Strapped for money, Alabama will remove about 250 inmates from the privately run prison where two men recently escaped amid a string of security failures, state Prison Commissioner Richard Allen said Monday. Money was behind the decision by the Department of Corrections to give up a contract with LCS Corrections Services Inc. at the end of the current fiscal year, Allen said. In an interview with The Associated Press, Allen said his agency can’t afford to continue housing 250 inmates at the Perry County Detention Center … He said it would be difficult to find space for them in state lockups, “but we don’t have the money to continue keeping them over there” …
Allen said the department will both encourage parole officials to increase early releases to help make room for the prisoners and look for new spaces in which to house inmates coming back to state lockups from the private prison. Allen said all the inmates should be back in Alabama prisons by the end of September, the close of the fiscal year. “We’re real tight on space right now, and we’ll be working them in where they can,” said Allen …
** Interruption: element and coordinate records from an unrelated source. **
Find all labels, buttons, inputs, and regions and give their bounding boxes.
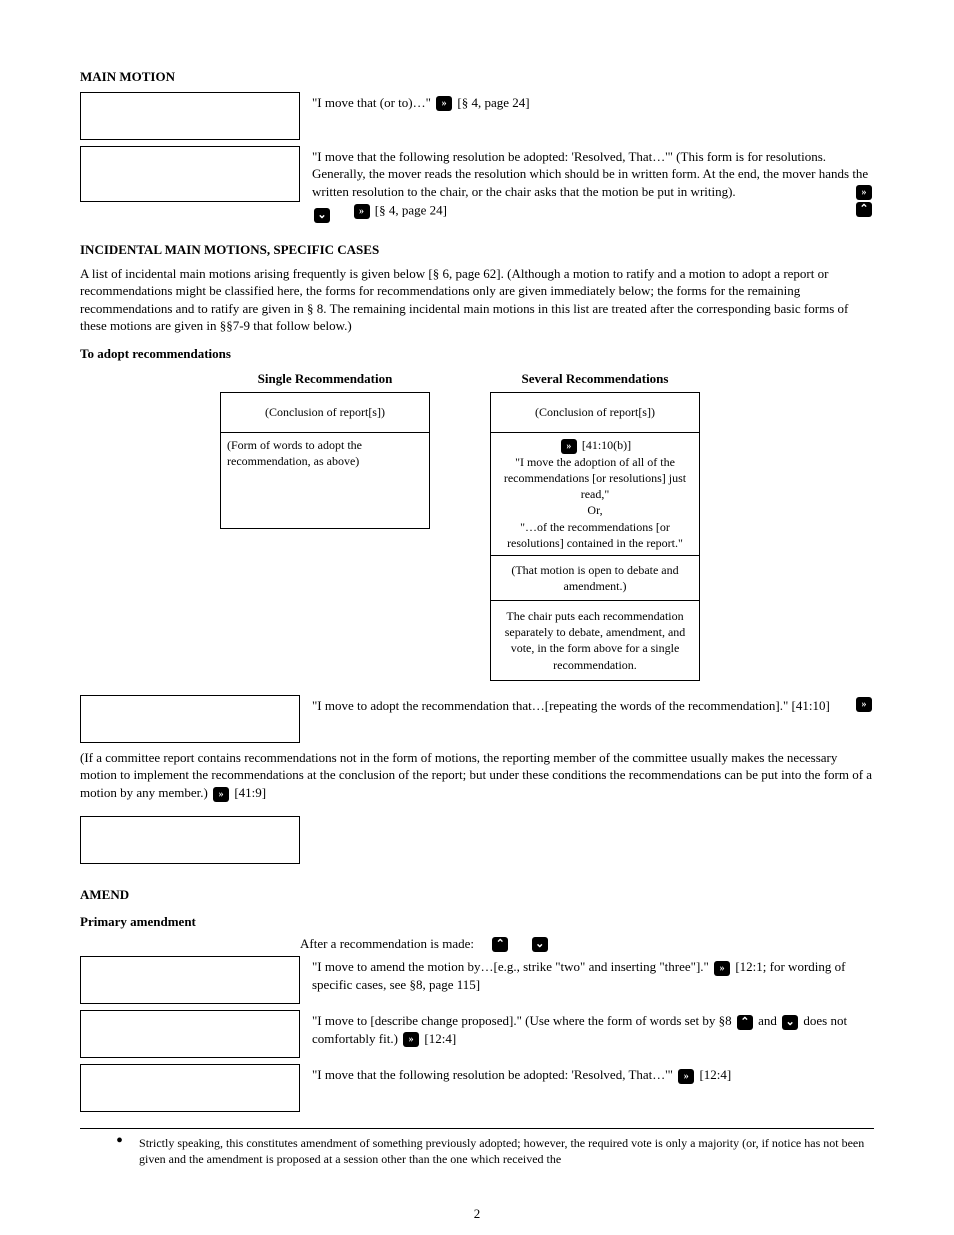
diagram-box: (Conclusion of report[s]) [41:10(b)] "I … bbox=[490, 392, 700, 681]
footnote-text: Strictly speaking, this constitutes amen… bbox=[139, 1135, 874, 1167]
form-box bbox=[80, 1064, 300, 1112]
raise-icon bbox=[714, 961, 730, 976]
row-desc: "I move that the following resolution be… bbox=[312, 1064, 874, 1084]
row-desc: "I move to adopt the recommendation that… bbox=[312, 695, 874, 715]
heading-amend: AMEND bbox=[80, 886, 874, 904]
down-icon bbox=[532, 937, 548, 952]
footnote: • Strictly speaking, this constitutes am… bbox=[80, 1135, 874, 1167]
diagram-box: (Conclusion of report[s]) (Form of words… bbox=[220, 392, 430, 529]
heading-main-motion: MAIN MOTION bbox=[80, 68, 874, 86]
recommendation-note: (If a committee report contains recommen… bbox=[80, 749, 874, 802]
page: MAIN MOTION "I move that (or to)…" [§ 4,… bbox=[0, 0, 954, 1235]
form-box bbox=[80, 816, 300, 864]
form-box bbox=[80, 1010, 300, 1058]
diagram-single: Single Recommendation (Conclusion of rep… bbox=[220, 370, 430, 680]
recommendation-row: "I move to adopt the recommendation that… bbox=[80, 695, 874, 743]
raise-icon bbox=[678, 1069, 694, 1084]
row-desc: "I move that (or to)…" [§ 4, page 24] bbox=[312, 92, 874, 112]
heading-incidental: INCIDENTAL MAIN MOTIONS, SPECIFIC CASES bbox=[80, 241, 874, 259]
up-icon bbox=[856, 202, 872, 217]
diagram-head: (Conclusion of report[s]) bbox=[491, 393, 699, 433]
up-icon bbox=[737, 1015, 753, 1030]
diagram-body: (Form of words to adopt the recommendati… bbox=[221, 433, 429, 528]
raise-icon bbox=[354, 204, 370, 219]
diagram-row: (That motion is open to debate and amend… bbox=[491, 555, 699, 600]
subhead-primary-amendment: Primary amendment bbox=[80, 913, 874, 931]
form-box bbox=[80, 92, 300, 140]
form-box bbox=[80, 956, 300, 1004]
amend-rec-head: After a recommendation is made: bbox=[300, 935, 874, 953]
footnote-rule bbox=[80, 1128, 874, 1129]
subhead-adopt-recommendations: To adopt recommendations bbox=[80, 345, 874, 363]
diagram-row: The chair puts each recommendation separ… bbox=[491, 600, 699, 680]
raise-icon bbox=[403, 1032, 419, 1047]
form-box bbox=[80, 146, 300, 202]
up-icon bbox=[492, 937, 508, 952]
down-icon bbox=[314, 208, 330, 223]
diagram-title: Several Recommendations bbox=[490, 370, 700, 388]
bullet-icon: • bbox=[116, 1135, 123, 1147]
diagram-body: [41:10(b)] "I move the adoption of all o… bbox=[491, 433, 699, 555]
page-number: 2 bbox=[474, 1205, 481, 1223]
main-motion-row-2: "I move that the following resolution be… bbox=[80, 146, 874, 224]
diagram-title: Single Recommendation bbox=[220, 370, 430, 388]
row-desc: "I move to amend the motion by…[e.g., st… bbox=[312, 956, 874, 993]
diagram-head: (Conclusion of report[s]) bbox=[221, 393, 429, 433]
diagram-several: Several Recommendations (Conclusion of r… bbox=[490, 370, 700, 680]
raise-icon bbox=[213, 787, 229, 802]
incidental-intro: A list of incidental main motions arisin… bbox=[80, 265, 874, 335]
amend-row-3: "I move that the following resolution be… bbox=[80, 1064, 874, 1112]
form-box bbox=[80, 695, 300, 743]
raise-icon bbox=[856, 185, 872, 200]
down-icon bbox=[782, 1015, 798, 1030]
main-motion-row-1: "I move that (or to)…" [§ 4, page 24] bbox=[80, 92, 874, 140]
raise-icon bbox=[436, 96, 452, 111]
raise-icon bbox=[561, 439, 577, 454]
spacer-row bbox=[80, 816, 874, 864]
amend-row-2: "I move to [describe change proposed]." … bbox=[80, 1010, 874, 1058]
row-desc: "I move that the following resolution be… bbox=[312, 146, 874, 224]
raise-icon bbox=[856, 697, 872, 712]
amend-row-1: "I move to amend the motion by…[e.g., st… bbox=[80, 956, 874, 1004]
row-desc: "I move to [describe change proposed]." … bbox=[312, 1010, 874, 1047]
diagrams-row: Single Recommendation (Conclusion of rep… bbox=[220, 370, 874, 680]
Designed to hold 13,403 men and women, Alabama’s prisons were bulging with 24,781 inmates at the end of April, according to Department of Corrections reports. Overcrowding forced the state to put about 250 male inmates at the Perry County prison in March, Allen said. The state pays $32 daily to house an inmate at the private prison, which is considerably less than the average cost of $41.71 a day that it costs to keep someone in a state prison. But the state doesn’t have money budgeted for private prisons in the fiscal year starting Oct. 1, Allen said, so it must bring the inmates back and find ways to hold them in state facilities.